Pity the Poor, Lonely Firstborn?

          Over the years, I’ve posted many times about a wide variety of Middle Child related music. “Middle Child” by rapper/producer J.Cole, “Stuck in the Middle With You” by 70’s folk/rock group Stealers Wheel, “Smack Dab in the Middle” by disco diva Janice McClain, and many more have all been discussed and dissected on this blog. I’ve even posted our very own “Middle Child Anthem” and other Middle Child musical parodies. But this time it’s different, because this featured song isn’t about a Middle Child at all. It’s about a firstborn.
          I know, I know. Why am I writing about a firstborn song on a Middle Child blog? Don’t they already get enough attention!? I would’ve thought so. But according to the lyrics of “Lonely Boy,” a 1977 international hit song by Andrew Gold, that might not be the case. Take a listen, and we’ll discuss. 
 “Lonely Boy” spent five months on the charts, reaching #7 in both Canada and the U.S. It reached #11 in the U.K. 
          I’ll be the first to admit, I have always liked this song. There’s a certain orchestral quality about it that strikes a chord with me. But those lyrics.There was something about them that never sat quite right with me. They fly in the face of everything I’ve ever believed about firstborns. He felt lonely? Betrayed!? Could my whole understanding of the favored first born just be a myth? Oh my god, is this song actually making me feel bad for a firstborn? I had to do some digging.
“He was born on a summer day 1951
And with a slap of a hand he landed as an only son” 
          At first glance, the lyrics to “Lonely Boy” appear to be autobiographical. Andrew was born on a summer day in 1951. August 2, to be exact. He was the firstborn child of singer Marni Nixon and composer Ernest Gold.
“In the summer of '53 his mother brought him a sister” 
          Andrew’s younger sister Martha was in fact born on July 22, 1953 -- just like the song says. 
“He left home on a winter day, 1969”
          This appears to be a reference to Andrew’s first band, Bryndle, which was formed in -- you guessed it-- 1969. So this song has to be the autobiographical story of a firstborn who feels neglected by his parents after the birth of a younger sister, right?
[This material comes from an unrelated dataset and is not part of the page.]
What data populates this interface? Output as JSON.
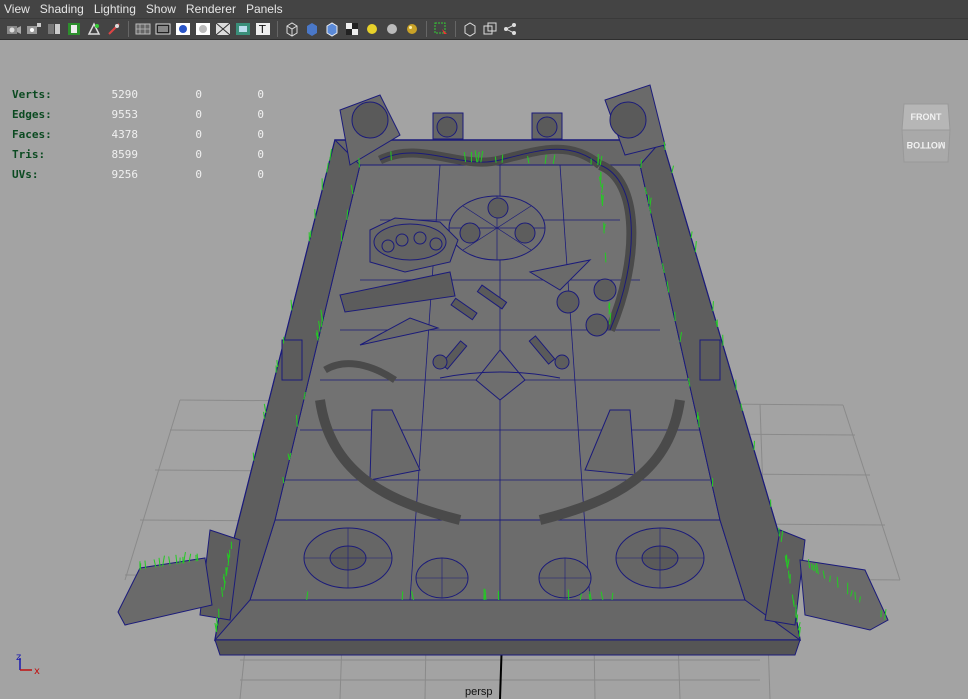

Not so fast!
“Lonely Boy” was released in 1976
on Andrew Gold’s second album,
What's Wrong With This Picture?
          In an interview with British radio presenter Spencer Leigh, Gold admitted that wasn’t really the case. “Maybe it was a mistake to do that, but I simply put in those details because it was convenient,” Gold said. “I hadn't been a lonely boy at all. I'd had a very happy childhood,” he conceded. 
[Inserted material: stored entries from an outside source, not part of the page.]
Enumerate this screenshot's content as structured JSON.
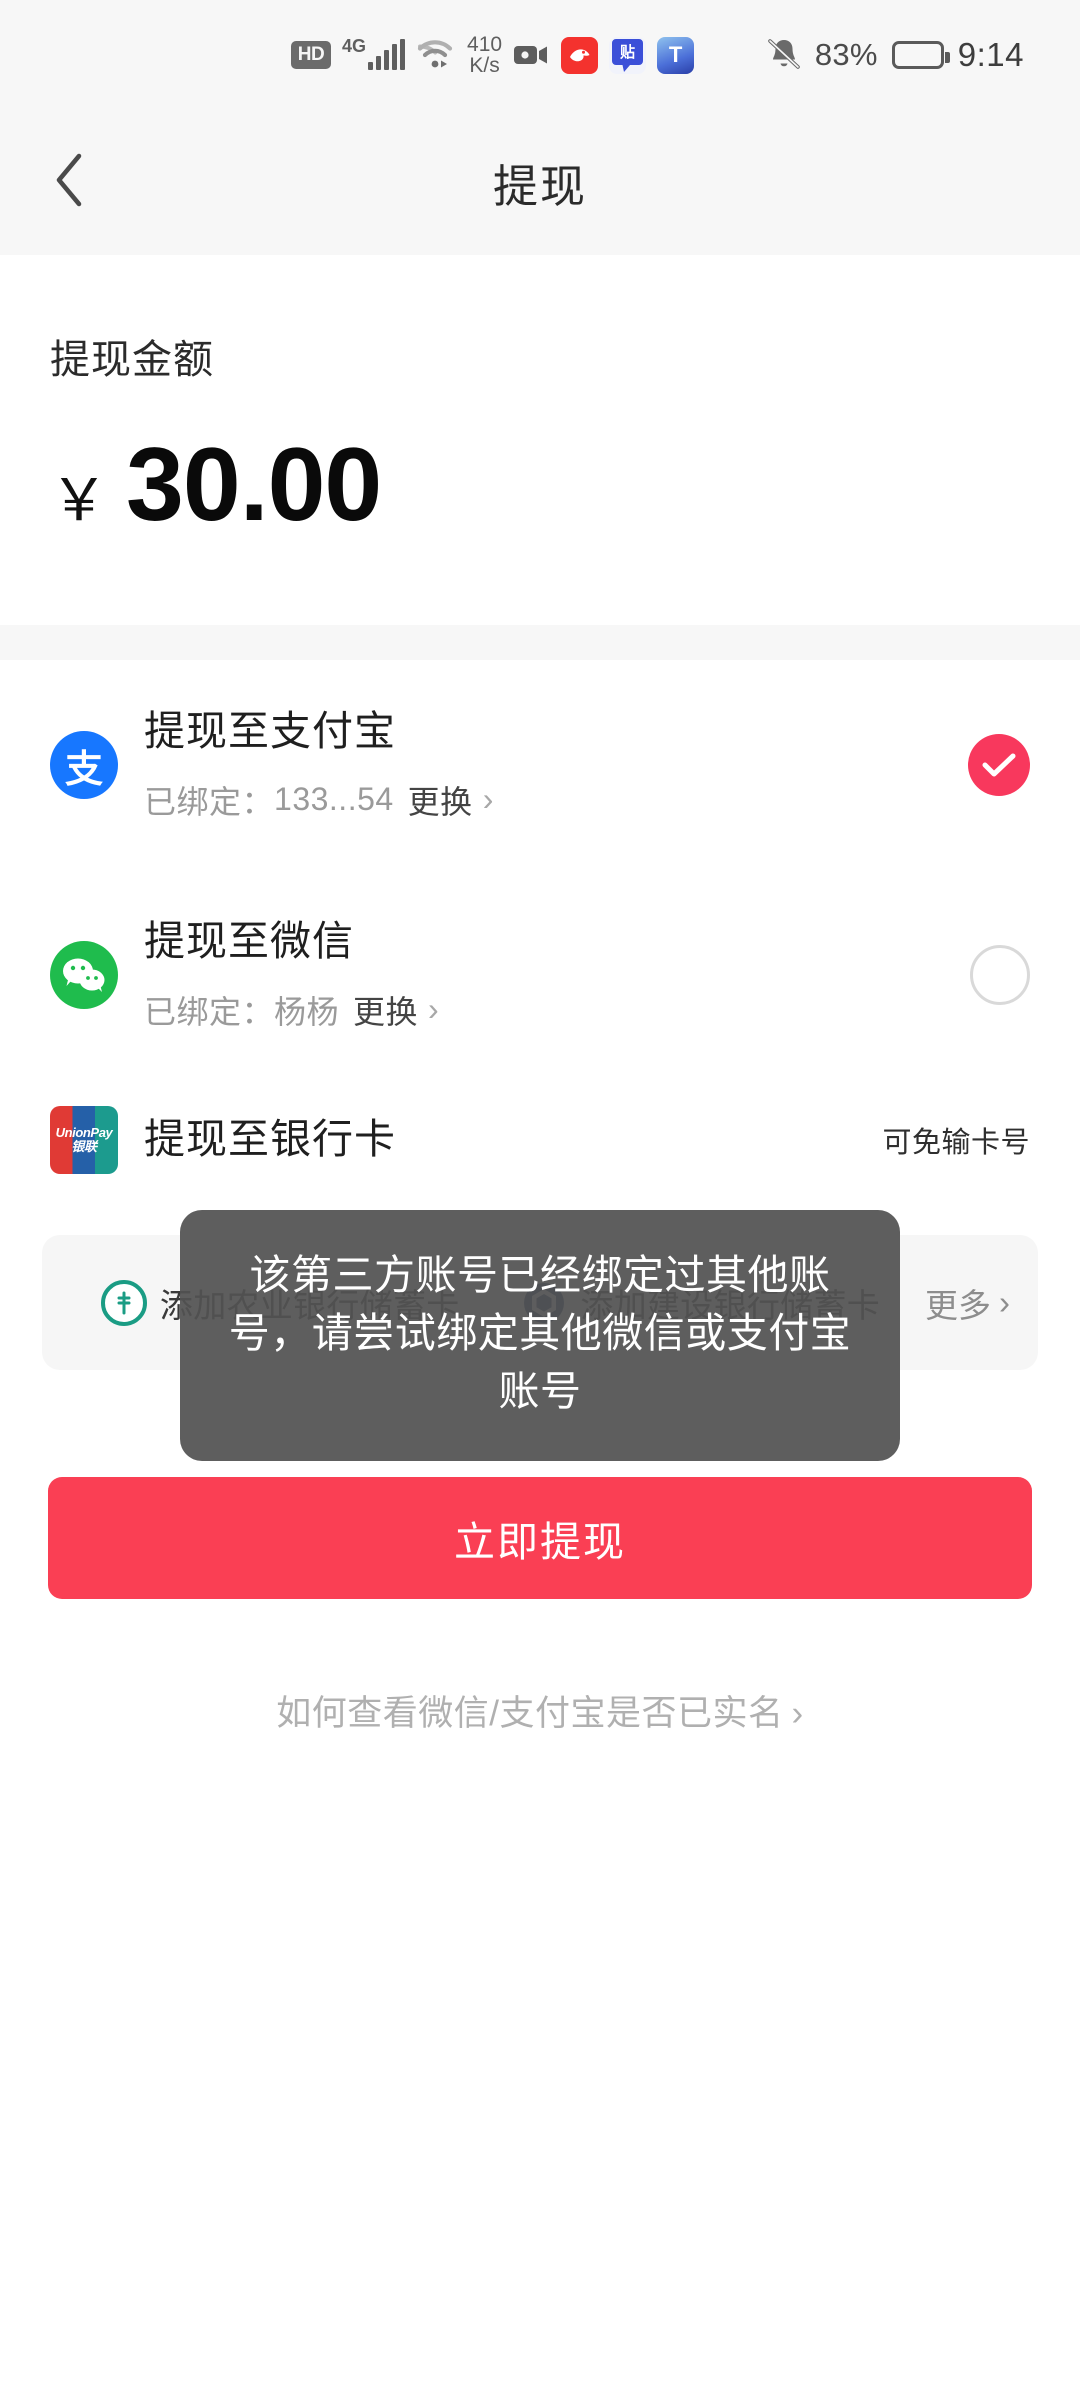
{
  "status_bar": {
    "hd_badge": "HD",
    "network_type": "4G",
    "net_speed_value": "410",
    "net_speed_unit": "K/s",
    "app_icons": [
      "video-recorder-icon",
      "red-app-icon",
      "tie-app-icon",
      "t-app-icon"
    ],
    "bell_icon": "bell-muted-icon",
    "battery_percent": "83%",
    "battery_icon": "battery-icon",
    "clock": "9:14"
  },
  "nav": {
    "back_icon": "chevron-left-icon",
    "title": "提现"
  },
  "amount": {
    "label": "提现金额",
    "currency_symbol": "￥",
    "value": "30.00"
  },
  "channels": [
    {
      "icon": "alipay-icon",
      "icon_glyph": "支",
      "title": "提现至支付宝",
      "bound_prefix": "已绑定：",
      "bound_value": "133...54",
      "change_label": "更换",
      "chevron": "›",
      "selected": true
    },
    {
      "icon": "wechat-icon",
      "title": "提现至微信",
      "bound_prefix": "已绑定：",
      "bound_value": "杨杨",
      "change_label": "更换",
      "chevron": "›",
      "selected": false
    }
  ],
  "bank_row": {
    "icon": "unionpay-icon",
    "icon_text_top": "UnionPay",
    "icon_text_bottom": "银联",
    "title": "提现至银行卡",
    "note": "可免输卡号"
  },
  "bank_quick": {
    "options": [
      {
        "logo": "abc-bank-logo",
        "label": "添加农业银行储蓄卡"
      },
      {
        "logo": "ccb-bank-logo",
        "label": "添加建设银行储蓄卡"
      }
    ],
    "more_label": "更多",
    "more_chevron": "›"
  },
  "cta": {
    "label": "立即提现"
  },
  "help": {
    "label": "如何查看微信/支付宝是否已实名",
    "chevron": "›"
  },
  "toast": {
    "message": "该第三方账号已经绑定过其他账号，请尝试绑定其他微信或支付宝账号"
  },
  "colors": {
    "accent_red": "#fa3f54",
    "selected_radio": "#f8385d",
    "alipay_blue": "#1777ff",
    "wechat_green": "#1fbc4d",
    "page_bg": "#ffffff",
    "strip_bg": "#f7f7f7"
  }
}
          Ah hah! I knew it!! That makes way more sense. And once again, all is right with the world. But that’s not the real end to this story. 
          In his song, Gold leaves out any mention of his youngest sibling, sister Emma! Yeah, that means Martha was a Middle Child! I would argue that she's the one who deserves to feel betrayed. The birth of a younger sister meant she was no longer the only girl! I mean, even after Martha’s birth, Andrew was still the only son, so what was he whining about? Maybe the song should’ve been called “Lonely Girl,”  except I think that title might already be taken
          In any case, it turns out this post wasn’t all about a firstborn after all. 
Good As Gold: Andrew Gold was a multi-instrumentalist, singer, songwriter, and record producer. He produced, toured or played with The Eagles, Linda Ronstadt, James Taylor, Jackson Browne, Joni Mitchell, 10ccCherTrisha Yearwood, Wynonna Judd, Vince Gill, Celine Dion, and so many more. “Lonely Boy” was featured in a number of films including “Boogie Nights” (1997) and “The Waterboy” (1998). The song's use in “Boogie Nights” came in at #5 on Rolling Stone’s list of “The 30 Greatest Rock & Roll Movie Moments.” It was also the final video to be played on MTV’s first day of broadcast in the U.S. During the 1990s, Gold produced, composed, performed on and wrote tracks for films, commercials, and television, including the theme for “Mad About You” (“Final Frontier”).  His 1978 hit “Thank You for Being a Friend” achieved even greater popularity as the opening theme  for “The Golden Girls.” Sadly, Gold passed away at age 59 after a battle with kidney cancer. 

Not The Only Lonely Boy: Andrew Gold apparently wasn't the first alleged lonely firstborn.
Lonely Boy” by firstborn  Paul Anka,  was released in 1959 and reached #1 on Billboard's Hot 100. Middle Child Donny Osmond also charted with a B-side cover version in 1972.